Laurent Wauquiez, démonétisé, a fait part de son inquiétude face à la multiplication des candidatures à droite, mais ne semble aujourd’hui pas en mesure de rassembler. D’autres pourraient être tentés d’y aller, à l’image de Xavier Bertrand dont on ne sait jamais trop s’il fait encore partie des LR et qui annonce à chaque scrutin envisager d’y aller sans parvenir à susciter la moindre once d’intérêt, ni chez les votants ni dans les médias.

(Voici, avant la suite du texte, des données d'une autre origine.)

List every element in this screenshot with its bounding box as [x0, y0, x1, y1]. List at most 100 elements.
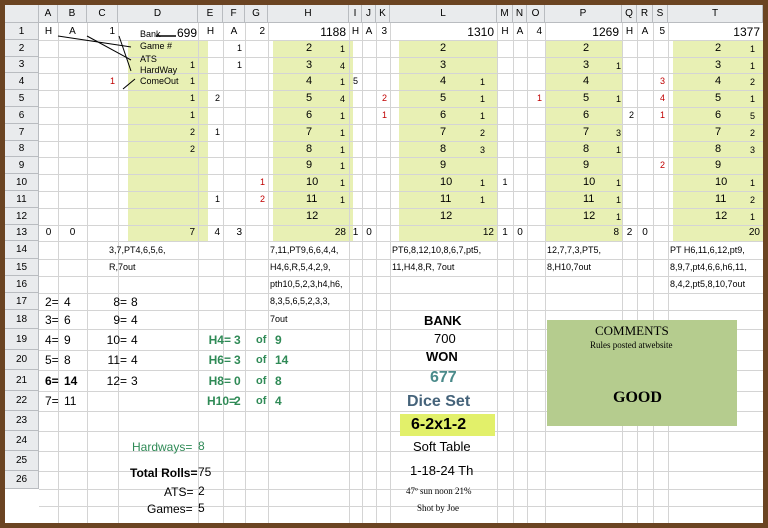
row-header-21[interactable]: 21 — [5, 370, 39, 391]
column-header-e[interactable]: E — [198, 5, 223, 23]
g5-game-no: 5 — [659, 26, 665, 37]
grid-vline — [198, 23, 199, 523]
row-header-3[interactable]: 3 — [5, 57, 39, 73]
row-header-7[interactable]: 7 — [5, 124, 39, 141]
dice-set-box — [400, 414, 495, 436]
row-header-20[interactable]: 20 — [5, 350, 39, 370]
column-header-b[interactable]: B — [58, 5, 87, 23]
row-header-5[interactable]: 5 — [5, 90, 39, 107]
row-header-15[interactable]: 15 — [5, 259, 39, 276]
hardway-made: 2 — [234, 394, 241, 408]
column-header-f[interactable]: F — [223, 5, 245, 23]
summary-shooter: Shot by Joe — [417, 503, 460, 513]
row-header-8[interactable]: 8 — [5, 141, 39, 157]
row-header-16[interactable]: 16 — [5, 276, 39, 293]
column-header-c[interactable]: C — [87, 5, 118, 23]
hardway-label: H6= — [208, 353, 231, 367]
hardway-of: of — [256, 374, 267, 387]
d-count: 1 — [189, 76, 195, 86]
g4-count: 1 — [616, 60, 622, 71]
summary-table: Soft Table — [413, 439, 471, 454]
row-header-24[interactable]: 24 — [5, 431, 39, 451]
grid-hline — [39, 471, 763, 472]
g3-h-label: H — [351, 25, 360, 37]
column-header-g[interactable]: G — [245, 5, 268, 23]
summary-date: 1-18-24 Th — [410, 463, 474, 478]
column-header-a[interactable]: A — [39, 5, 58, 23]
row-header-25[interactable]: 25 — [5, 451, 39, 471]
row-header-4[interactable]: 4 — [5, 73, 39, 90]
row-header-12[interactable]: 12 — [5, 208, 39, 225]
g2-bank: 1188 — [320, 24, 346, 39]
roll-sequence: 12,7,7,3,PT5, — [547, 244, 602, 255]
row-header-17[interactable]: 17 — [5, 293, 39, 310]
row-header-23[interactable]: 23 — [5, 411, 39, 431]
g4-count: 3 — [616, 128, 622, 138]
row-header-26[interactable]: 26 — [5, 471, 39, 489]
g2-count: 1 — [340, 111, 346, 121]
comments-box[interactable]: COMMENTS Rules posted atwebsite GOOD — [547, 320, 737, 426]
grid-hline — [39, 90, 763, 91]
grid-hline — [39, 191, 763, 192]
legend-game-no: 1 — [109, 25, 115, 37]
row-header-2[interactable]: 2 — [5, 40, 39, 57]
g1-sequence-2: R,7out — [109, 262, 136, 272]
column-header-t[interactable]: T — [668, 5, 763, 23]
row-header-22[interactable]: 22 — [5, 391, 39, 411]
roll-count-value: 6 — [64, 312, 71, 327]
row-header-1[interactable]: 1 — [5, 23, 39, 40]
row-header-14[interactable]: 14 — [5, 241, 39, 259]
roll-count-value: 14 — [64, 373, 78, 388]
roll-sequence: PT6,8,12,10,8,6,7,pt5, — [392, 244, 482, 255]
row-header-9[interactable]: 9 — [5, 157, 39, 174]
column-header-h[interactable]: H — [268, 5, 349, 23]
select-all-corner[interactable] — [5, 5, 39, 23]
summary-weather: 47º sun noon 21% — [406, 486, 472, 496]
g3-game-no: 3 — [381, 26, 387, 37]
row-header-10[interactable]: 10 — [5, 174, 39, 191]
row-header-19[interactable]: 19 — [5, 329, 39, 350]
g2-count: 1 — [340, 144, 346, 155]
column-header-j[interactable]: J — [362, 5, 376, 23]
g5-count: 1 — [750, 60, 756, 71]
g2-point: 2 — [306, 42, 313, 54]
legend-item-game: Game # — [140, 41, 173, 51]
grid-vline — [653, 23, 654, 523]
g2-point: 3 — [306, 58, 313, 71]
row-header-18[interactable]: 18 — [5, 310, 39, 329]
column-header-i[interactable]: I — [349, 5, 362, 23]
column-header-r[interactable]: R — [637, 5, 653, 23]
comments-title: COMMENTS — [595, 323, 669, 338]
total-d: 7 — [189, 227, 195, 238]
column-header-o[interactable]: O — [527, 5, 545, 23]
row-header-13[interactable]: 13 — [5, 225, 39, 241]
g3-bank: 1310 — [467, 24, 494, 39]
hardways-label: Hardways= — [132, 440, 193, 454]
g2-count: 1 — [340, 44, 346, 54]
row-header-6[interactable]: 6 — [5, 107, 39, 124]
g5-s-count: 4 — [659, 93, 665, 103]
roll-count-key: 5= — [45, 353, 59, 367]
legend-item-ats: ATS — [140, 54, 157, 64]
g4-count: 1 — [616, 195, 622, 205]
g5-count: 1 — [750, 94, 756, 104]
column-header-m[interactable]: M — [497, 5, 513, 23]
column-header-q[interactable]: Q — [622, 5, 637, 23]
g3-count: 2 — [480, 128, 486, 138]
g2-count: 4 — [340, 94, 346, 104]
g2-point: 5 — [306, 92, 313, 104]
column-header-p[interactable]: P — [545, 5, 622, 23]
total-l: 12 — [482, 227, 494, 238]
row-header-11[interactable]: 11 — [5, 191, 39, 208]
column-header-n[interactable]: N — [513, 5, 527, 23]
column-header-d[interactable]: D — [118, 5, 198, 23]
column-header-l[interactable]: L — [390, 5, 497, 23]
total-rolls-value: 75 — [198, 465, 212, 479]
g2-count: 1 — [340, 77, 346, 87]
roll-count-value: 4 — [131, 332, 138, 347]
column-header-s[interactable]: S — [653, 5, 668, 23]
hardway-label: H10= — [207, 394, 237, 408]
grid-vline — [349, 23, 350, 523]
column-header-k[interactable]: K — [376, 5, 390, 23]
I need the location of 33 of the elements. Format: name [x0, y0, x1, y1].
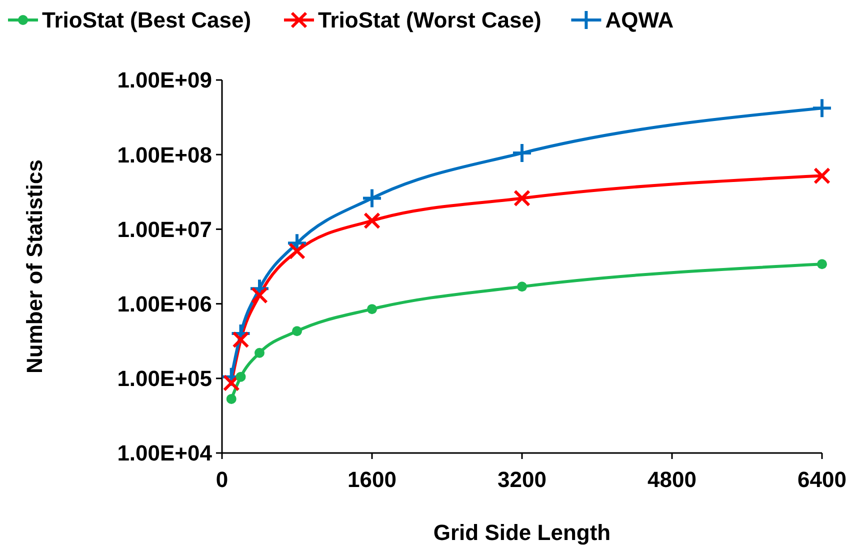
point	[288, 242, 306, 260]
legend-label: AQWA	[605, 8, 674, 33]
y-axis-title: Number of Statistics	[22, 160, 47, 374]
point	[254, 348, 264, 358]
point	[222, 374, 240, 392]
y-tick-label: 1.00E+06	[117, 292, 212, 316]
point	[517, 282, 527, 292]
point	[514, 190, 530, 207]
y-tick-label: 1.00E+09	[117, 68, 212, 93]
x-tick-label: 4800	[648, 467, 696, 492]
point	[364, 212, 380, 230]
legend-label: TrioStat (Best Case)	[42, 8, 252, 33]
point	[232, 331, 250, 348]
point	[236, 372, 246, 382]
y-tick-label: 1.00E+07	[117, 216, 212, 242]
legend-label: TrioStat (Worst Case)	[318, 8, 542, 33]
point	[251, 286, 268, 304]
point	[226, 394, 236, 404]
point	[812, 98, 832, 119]
x-tick-label: 6400	[798, 467, 846, 492]
y-tick-label: 1.00E+08	[117, 142, 212, 168]
point	[814, 167, 830, 184]
point	[817, 259, 827, 270]
point	[362, 188, 382, 209]
y-tick-label: 1.00E+05	[117, 366, 212, 392]
x-tick-label: 1600	[348, 467, 396, 492]
x-axis-title: Grid Side Length	[433, 520, 611, 545]
y-tick-label: 1.00E+04	[117, 440, 213, 466]
x-tick-label: 0	[216, 467, 228, 492]
point	[367, 304, 377, 314]
point	[292, 326, 302, 336]
x-tick-label: 3200	[498, 467, 546, 492]
point	[512, 142, 532, 164]
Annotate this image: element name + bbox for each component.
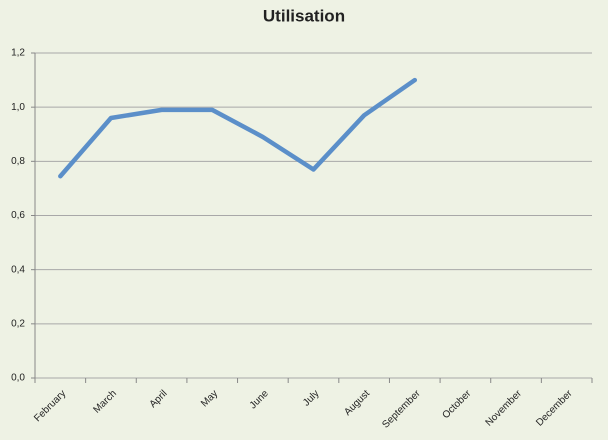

La candidature de David Lisnard, qui joue sur la fibre libérale-dégagiste, peut aussi faire de l’ombre à Bruno Retailleau en le doublant sur sa droite, notamment sur les questions économiques sur lesquelles l’ancien sénateur entend se différencier du RN. Édouard Philippe, avec son petit parti Horizons, apparaissent aujourd’hui comme le concurrent le plus sérieux. Apprécié de la presse et sorte de candidat post-Macron naturel, il est issu du macronisme mais est parvenu à donner l’impression de s’en être éloigné. Plus à même de chasser les voix au centre, il rassure ceux qui craignent de glaner sur les terres du Rassemblement national…La question du parti présidé par Jordan Bardella est d’ailleurs centrale dans le dispositif Retailleau. À la manière de Nicolas Sarkozy en 2007, Retailleau entend ramener à lui les électeurs RN. Mais vingt ans plus tard et après la déception du quinquennat Sarkozy, il sera difficile de refaire le coup.
Pour l’heure, et même s’il faut rester très prudent en matière de pronostics électoraux, Bruno Retailleau part de très loin et devra probablement compter sur le fait qu’un concurrent s’effondre pour se placer en alternative. A défaut, il faudra se rallier avant le premier tour pour s’éviter une catastrophe à la Pécresse ou alors peser un peu sur le second tour avec un score au-dessus de 5 %.